Standard & Poor’s is projecting a rise in Europe’s speculative-grade corporate default rate to 1.8% by next summer, reporting that the “prolong downturn” in commodities prices and market volatility.

While the rate is slightly above the existing 1.6% default rate, it remains “well below” the average default rate of 3.4% experienced between 2002 and 2016. The projected 2017 rate is also below the 2.4% 12-month trailing default rate from June 2015 and 2.2% at the end of 2015.

“While most indicators of economic conditions and credit performance remain relatively benign, some are turning more negative, suggesting that the recent low-default environment may not be sustained much longer,” the global fixed income report issued Tuesday stated.
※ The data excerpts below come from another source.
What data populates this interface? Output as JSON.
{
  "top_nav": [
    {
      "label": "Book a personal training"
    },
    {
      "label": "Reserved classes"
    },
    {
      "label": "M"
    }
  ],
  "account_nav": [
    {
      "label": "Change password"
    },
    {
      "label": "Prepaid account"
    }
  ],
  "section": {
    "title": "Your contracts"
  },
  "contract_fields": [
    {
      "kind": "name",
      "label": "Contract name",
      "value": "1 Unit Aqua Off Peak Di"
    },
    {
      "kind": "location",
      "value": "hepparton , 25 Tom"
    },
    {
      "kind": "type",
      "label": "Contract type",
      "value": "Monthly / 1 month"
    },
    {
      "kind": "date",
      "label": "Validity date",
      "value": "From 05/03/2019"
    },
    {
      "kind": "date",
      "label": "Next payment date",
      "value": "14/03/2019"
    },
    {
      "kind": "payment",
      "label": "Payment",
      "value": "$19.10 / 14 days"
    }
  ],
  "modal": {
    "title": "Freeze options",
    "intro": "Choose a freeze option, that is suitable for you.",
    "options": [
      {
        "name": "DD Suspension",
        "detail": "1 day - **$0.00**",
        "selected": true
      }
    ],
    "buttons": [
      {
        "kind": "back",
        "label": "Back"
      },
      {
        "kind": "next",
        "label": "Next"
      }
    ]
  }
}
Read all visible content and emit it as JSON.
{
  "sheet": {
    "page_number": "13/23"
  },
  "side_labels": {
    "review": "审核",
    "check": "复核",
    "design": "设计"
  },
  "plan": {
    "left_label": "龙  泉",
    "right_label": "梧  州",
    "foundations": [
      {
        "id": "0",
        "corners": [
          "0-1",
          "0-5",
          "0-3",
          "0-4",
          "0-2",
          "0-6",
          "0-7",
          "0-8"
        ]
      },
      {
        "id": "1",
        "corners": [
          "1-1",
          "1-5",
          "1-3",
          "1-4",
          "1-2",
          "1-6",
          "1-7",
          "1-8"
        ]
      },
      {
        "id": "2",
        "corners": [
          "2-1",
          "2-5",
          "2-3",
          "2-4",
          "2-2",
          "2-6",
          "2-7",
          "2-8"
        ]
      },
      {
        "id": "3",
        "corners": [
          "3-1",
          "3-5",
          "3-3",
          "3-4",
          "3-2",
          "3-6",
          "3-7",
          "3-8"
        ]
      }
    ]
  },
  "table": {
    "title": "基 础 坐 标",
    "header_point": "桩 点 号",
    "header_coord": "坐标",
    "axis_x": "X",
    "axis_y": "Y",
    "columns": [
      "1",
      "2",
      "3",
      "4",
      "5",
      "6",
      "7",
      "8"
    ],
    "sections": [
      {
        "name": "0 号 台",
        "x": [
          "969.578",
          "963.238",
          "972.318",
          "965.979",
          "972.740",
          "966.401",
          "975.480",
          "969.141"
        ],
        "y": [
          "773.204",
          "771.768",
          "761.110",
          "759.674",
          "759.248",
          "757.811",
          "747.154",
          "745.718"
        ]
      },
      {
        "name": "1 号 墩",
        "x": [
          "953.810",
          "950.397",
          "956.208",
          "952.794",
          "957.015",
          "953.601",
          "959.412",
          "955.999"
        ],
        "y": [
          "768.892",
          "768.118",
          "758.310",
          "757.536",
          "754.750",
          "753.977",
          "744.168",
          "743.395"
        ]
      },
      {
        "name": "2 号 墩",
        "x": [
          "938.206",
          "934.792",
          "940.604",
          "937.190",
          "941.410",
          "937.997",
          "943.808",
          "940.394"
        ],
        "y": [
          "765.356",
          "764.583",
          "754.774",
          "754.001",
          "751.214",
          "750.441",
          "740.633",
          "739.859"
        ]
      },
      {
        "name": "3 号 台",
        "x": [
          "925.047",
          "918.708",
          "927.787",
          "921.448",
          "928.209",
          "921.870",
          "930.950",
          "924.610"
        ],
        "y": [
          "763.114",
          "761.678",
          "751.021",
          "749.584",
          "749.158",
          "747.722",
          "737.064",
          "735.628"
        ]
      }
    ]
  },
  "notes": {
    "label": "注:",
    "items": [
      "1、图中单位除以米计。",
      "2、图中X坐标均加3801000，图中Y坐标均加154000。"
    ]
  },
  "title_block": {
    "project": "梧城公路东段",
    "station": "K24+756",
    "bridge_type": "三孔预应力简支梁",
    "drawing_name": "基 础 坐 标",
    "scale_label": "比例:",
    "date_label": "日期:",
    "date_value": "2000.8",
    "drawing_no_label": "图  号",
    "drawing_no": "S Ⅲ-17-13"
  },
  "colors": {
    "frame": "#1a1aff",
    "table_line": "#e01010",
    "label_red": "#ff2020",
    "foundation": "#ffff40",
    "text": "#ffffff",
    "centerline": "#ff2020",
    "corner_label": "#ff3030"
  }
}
S&P reports six European speculative-grade corporate defaults in the second quarter among nonfinancial companies (after none in the first quarter).

Those signs include a rise in the “negative ratings bias” for spec-grade European corporates to 18.3%. That figure represents the proportion of outstanding ratings among speculative-grade firms that have either a negative outlook or on a negative credit watch. The historical average is 23.3%, but has been rising since mid-2014.

Commodities remain a troubled area, accounting for nearly half of European speculative-grade corporate downgrades while comprising only 6% of outstanding speculative-grade ratings.

Declining spec-grade debt issuance to €90 billion in Europe for the 12 months ending in June 2016 was a 20% year-over-year decline. It featured a lower proportion of debt rated ‘B-’ and below by the ratings agency: what was less than 9% in 2015 was less than 5% for the first half of 2016, “suggesting rising risk aversion among investors.”

The number of companies rated ‘B’ or lower by S&P has more than quadrupled since 2011. But the proportion of these firms now comprises 50% of the speculative-grade universe, up from 30% only five years earlier. That is a reflection of issuers turning to capital markets due to a void in lending by banks, however, according to S&P.  

“This changing ratings distribution is partly due to significant growth in Europe's high-yield bond market following the financial crisis of 2008-2009,” the report stated. “As banks consolidated their lending, corporates increasingly turned to capital markets as a source of funding.”

Another risk factor is the maturity wall. European companies had about €90 billion in debt rated ‘B-’ or lower that is coming due through 2021, “for which the recent issuance slowdown could mean higher refinancing and potential default risk,” the report stated.